Mr. Matsuo, who is transgender, left and never returned to his parish. Now, two years later, he is among a large group of gay and transgender Catholics who are seeking a meeting with the pope during his first visit to the United States, in September, pushing him to take a stand on the issues of sexuality and gender that are increasingly dividing Catholics and causing rancor in the church.

“I want him to extend his hand openly, especially to the transgender community,” said Mr. Matsuo, who is 28 and said he has identified as male ever since he was a toddler. “I am a practicing Catholic. I just don’t have a parish I can call home.”The pressure from gay Catholics and their families poses a unique challenge for Pope Francis as he tries to connect with an American church in flux. The hallmark of his papacy has been his pastoral approach to those living in the margins — especially the poor, immigrants and prisoners. But it is unclear whether he includes sexual minorities in his lineup of people in need of justice, and Catholic groups of all kinds are demanding answers, and discussion.

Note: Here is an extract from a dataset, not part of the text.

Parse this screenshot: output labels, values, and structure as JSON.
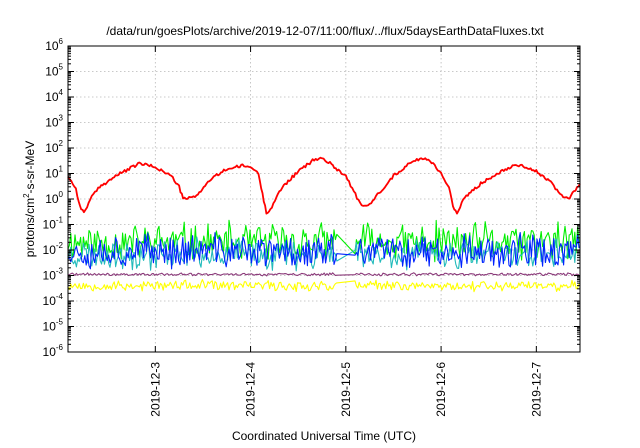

In a formal letter sent to Pope Francis at the Vatican, groups representing gay and transgender people, Catholics, and Hispanics said the church in America was in the midst of a “pastoral crisis” over gay issues and asked to meet with him while he was in the United States. While some American conservatives are eager to see Pope Francis make use of his popularity on this trip to advance the fight against abortion and same-sex marriage, gay Catholics want him to acknowledge their rejection by the church, and to welcome them as full members with equal access to sacraments like baptism and marriage.

Read more. 

A couple points worth making:

Gay Catholics who follow Church teaching—just like all baptized Catholics—already have equal access to all the sacraments, with the notable exception of sacramental marriage between people of the same gender.  But that won’t change. It can’t change. Not gonna happen.

Elsewhere in the article, the reporter notes that the pope “has shown no indication that he intends to lead the church toward changing its teaching that gay people are ‘called to chastity’ and marriage is only for a man and a woman.” What goes unmentioned is that in Catholic teaching all people—gay and straight, married and single—are called to chastity. There are not different standards or expectations for gays from everyone else.

As the catechism notes: 

2337 Chastity means the successful integration of sexuality within the person and thus the inner unity of man in his bodily and spiritual being. Sexuality, in which man’s belonging to the bodily and biological world is expressed, becomes personal and truly human when it is integrated into the relationship of one person to another, in the complete and lifelong mutual gift of a man and a woman.

The virtue of chastity therefore involves the integrity of the person and the integrality of the gift.

2348 All the baptized are called to chastity. The Christian has “put on Christ,” the model for all chastity. All Christ’s faithful are called to lead a chaste life in keeping with their particular states of life. At the moment of his Baptism, the Christian is pledged to lead his affective life in chastity.

2349 “People should cultivate [chastity] in the way that is suited to their state of life. Some profess virginity or consecrated celibacy which enables them to give themselves to God alone with an undivided heart in a remarkable manner. Others live in the way prescribed for all by the moral law, whether they are married or single.” Married people are called to live conjugal chastity; others practice chastity in continence:

There are three forms of the virtue of chastity: the first is that of spouses, the second that of widows, and the third that of virgins. We do not praise any one of them to the exclusion of the others. . . . This is what makes for the richness of the discipline of the Church.

2350 Those who are engaged to marry are called to live chastity in continence. They should see in this time of testing a discovery of mutual respect, an apprenticeship in fidelity, and the hope of receiving one another from God. They should reserve for marriage the expressions of affection that belong to married love. They will help each other grow in chastity.